Under Davis's plan, a homeowner would pay the full tax on his full assessment for the first five years of owning a home. In the sixth year, however, his tax bill would be discounted by 10 per cent of the last year's assessment increase. In succeeding years, the discount would increase. In succeeding years, the discount would increase 5 per cent a year until it reaches 100 per cent in 24 years.

Then, a 24-year-homeowner would be exempt from taxes on further assessment increases, and he would retain the benefit of discounts from assessment increases in prior years. The discount would affect only the tax bill, not the assessment. The accumulated discounted savings would be computed and paid by the homeowner from the proceeds of the sale when the house was eventually sold.

As Davis explained it, his plan would help a couple around age 40 who purchased a home in Montgomery County and "could be in need of every tax break possible" when they reach age 64. Discount rights would not be transferable, so only residents who buy homes in Montgomery County and keep them would benefit.

Fosler said he also liked the suggestion of Bethesda resident Thomas L. Clemons that a non-dollar measure be used to assess property on its physical and other characteristics.

As Clemons explained the plan, all residential property would be assigned a certain number of "assessment units" based on the size and construction of the house. Thus, a larger house would receive more units than a smaller one, and a house of better construction materials, which demands less from local fire departments, would receive fewer units.

Clemons said he thought houses of similar construction in different parts of the county should receive the same number of assessment units. He said different locations should not make any difference, adding, "Does the person in lower Silver Spring with the same house (as someone in Potomac) desire fewer or more county services or deserve to pay more or less in property taxes?"

Fosler disagreed with Clemons's view on discounting property location - "Location is everything in real estate," he said - but said the idea of unit-measure assessments would be helpful. He said the state assessment department unit measurements now in computing assessments, "but it may be useful for people to know what their unit measure is, because now they don't, and it's one of the sources of confusion.

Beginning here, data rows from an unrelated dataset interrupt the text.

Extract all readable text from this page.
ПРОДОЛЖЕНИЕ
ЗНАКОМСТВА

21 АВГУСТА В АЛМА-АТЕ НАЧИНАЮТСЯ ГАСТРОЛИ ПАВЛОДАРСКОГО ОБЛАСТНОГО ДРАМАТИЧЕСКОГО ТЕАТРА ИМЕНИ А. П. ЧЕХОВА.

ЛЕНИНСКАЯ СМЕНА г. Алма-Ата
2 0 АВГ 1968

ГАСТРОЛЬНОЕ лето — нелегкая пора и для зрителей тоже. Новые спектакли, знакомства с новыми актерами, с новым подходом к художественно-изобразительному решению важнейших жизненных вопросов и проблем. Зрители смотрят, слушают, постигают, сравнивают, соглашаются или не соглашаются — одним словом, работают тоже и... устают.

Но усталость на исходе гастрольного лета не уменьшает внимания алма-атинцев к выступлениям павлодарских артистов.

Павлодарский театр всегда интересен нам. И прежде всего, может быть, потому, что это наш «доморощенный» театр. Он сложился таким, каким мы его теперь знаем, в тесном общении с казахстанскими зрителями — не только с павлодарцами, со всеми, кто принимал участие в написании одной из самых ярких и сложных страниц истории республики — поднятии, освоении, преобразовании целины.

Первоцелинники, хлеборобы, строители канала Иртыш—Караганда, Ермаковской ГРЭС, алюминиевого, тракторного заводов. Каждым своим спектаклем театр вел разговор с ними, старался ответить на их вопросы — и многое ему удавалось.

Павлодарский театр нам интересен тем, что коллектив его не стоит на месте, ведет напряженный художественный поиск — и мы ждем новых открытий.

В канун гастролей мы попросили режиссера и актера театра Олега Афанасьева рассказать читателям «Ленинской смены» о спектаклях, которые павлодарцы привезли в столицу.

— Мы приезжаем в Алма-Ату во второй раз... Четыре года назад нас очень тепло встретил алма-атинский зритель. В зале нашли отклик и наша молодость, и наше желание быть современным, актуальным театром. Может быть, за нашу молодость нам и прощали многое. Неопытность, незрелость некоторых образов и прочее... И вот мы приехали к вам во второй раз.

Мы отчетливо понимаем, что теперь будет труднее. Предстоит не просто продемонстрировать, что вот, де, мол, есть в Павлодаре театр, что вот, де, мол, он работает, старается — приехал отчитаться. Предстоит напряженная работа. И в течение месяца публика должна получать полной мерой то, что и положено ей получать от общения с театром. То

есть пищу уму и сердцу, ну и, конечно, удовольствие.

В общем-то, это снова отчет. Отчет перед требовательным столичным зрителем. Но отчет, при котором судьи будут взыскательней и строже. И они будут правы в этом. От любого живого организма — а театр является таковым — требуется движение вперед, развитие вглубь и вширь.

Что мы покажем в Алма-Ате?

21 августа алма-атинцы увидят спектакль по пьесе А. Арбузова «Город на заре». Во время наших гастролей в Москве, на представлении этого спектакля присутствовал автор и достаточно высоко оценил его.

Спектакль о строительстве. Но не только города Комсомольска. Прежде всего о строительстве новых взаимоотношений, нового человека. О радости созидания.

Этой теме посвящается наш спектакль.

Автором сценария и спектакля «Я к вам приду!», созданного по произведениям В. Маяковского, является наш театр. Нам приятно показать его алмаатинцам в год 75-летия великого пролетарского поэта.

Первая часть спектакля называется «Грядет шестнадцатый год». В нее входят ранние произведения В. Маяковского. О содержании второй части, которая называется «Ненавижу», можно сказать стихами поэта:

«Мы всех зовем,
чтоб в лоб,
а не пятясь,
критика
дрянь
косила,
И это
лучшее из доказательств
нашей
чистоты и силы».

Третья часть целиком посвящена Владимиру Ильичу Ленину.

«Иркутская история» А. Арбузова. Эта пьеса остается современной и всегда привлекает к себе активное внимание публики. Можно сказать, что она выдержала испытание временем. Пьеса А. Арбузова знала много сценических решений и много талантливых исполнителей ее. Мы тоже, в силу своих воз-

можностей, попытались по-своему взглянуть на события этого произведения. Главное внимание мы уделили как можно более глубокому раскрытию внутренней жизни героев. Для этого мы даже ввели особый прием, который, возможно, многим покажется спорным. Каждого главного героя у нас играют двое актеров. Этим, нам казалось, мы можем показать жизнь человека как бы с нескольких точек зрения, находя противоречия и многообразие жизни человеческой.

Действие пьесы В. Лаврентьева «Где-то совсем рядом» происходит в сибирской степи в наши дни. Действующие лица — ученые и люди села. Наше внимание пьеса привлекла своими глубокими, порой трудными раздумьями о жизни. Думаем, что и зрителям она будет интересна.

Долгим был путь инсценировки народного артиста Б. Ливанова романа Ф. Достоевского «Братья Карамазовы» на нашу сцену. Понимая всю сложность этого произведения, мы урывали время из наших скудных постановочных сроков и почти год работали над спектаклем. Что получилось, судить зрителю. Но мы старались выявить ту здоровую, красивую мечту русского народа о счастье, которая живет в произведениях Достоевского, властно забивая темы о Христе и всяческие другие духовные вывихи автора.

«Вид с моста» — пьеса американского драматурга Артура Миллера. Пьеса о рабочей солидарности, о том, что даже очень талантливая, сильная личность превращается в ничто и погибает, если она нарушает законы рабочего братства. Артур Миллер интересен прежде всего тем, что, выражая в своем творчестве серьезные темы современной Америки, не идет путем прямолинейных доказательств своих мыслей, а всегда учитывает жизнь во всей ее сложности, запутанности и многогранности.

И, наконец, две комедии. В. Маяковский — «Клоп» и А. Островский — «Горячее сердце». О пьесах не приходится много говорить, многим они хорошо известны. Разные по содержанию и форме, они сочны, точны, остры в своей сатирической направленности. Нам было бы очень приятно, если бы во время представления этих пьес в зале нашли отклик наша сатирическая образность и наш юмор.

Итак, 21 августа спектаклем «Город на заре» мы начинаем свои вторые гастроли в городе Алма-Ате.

The citizens' task force on property tax assessments was established by the county council in March. Its chief mandate is to study the fairness of assessments, but it will also consider the appeals process and policy questions such as whether counties should have to rely on property taxes.

It can only make recommendations to the council, which has limited control over assessments. Fosler said the council could increase funding for the public advocate's office, which represents public interests at assessment appeal hearings, "pressure and persuade" other agencies to make changes, and implement taxes such as the recapture tax to correct inequities. But most changes would have to be made by the state administration or the General Assembly, he said.

The full task force plans to meet tonight to compare notes and consider tentative recommendations. Its second and final public hearing is scheduled for 8 p.m. August 4 at the auditorium of the Park and Planning Commission, 8787 Georgia Ave., Silver Spring.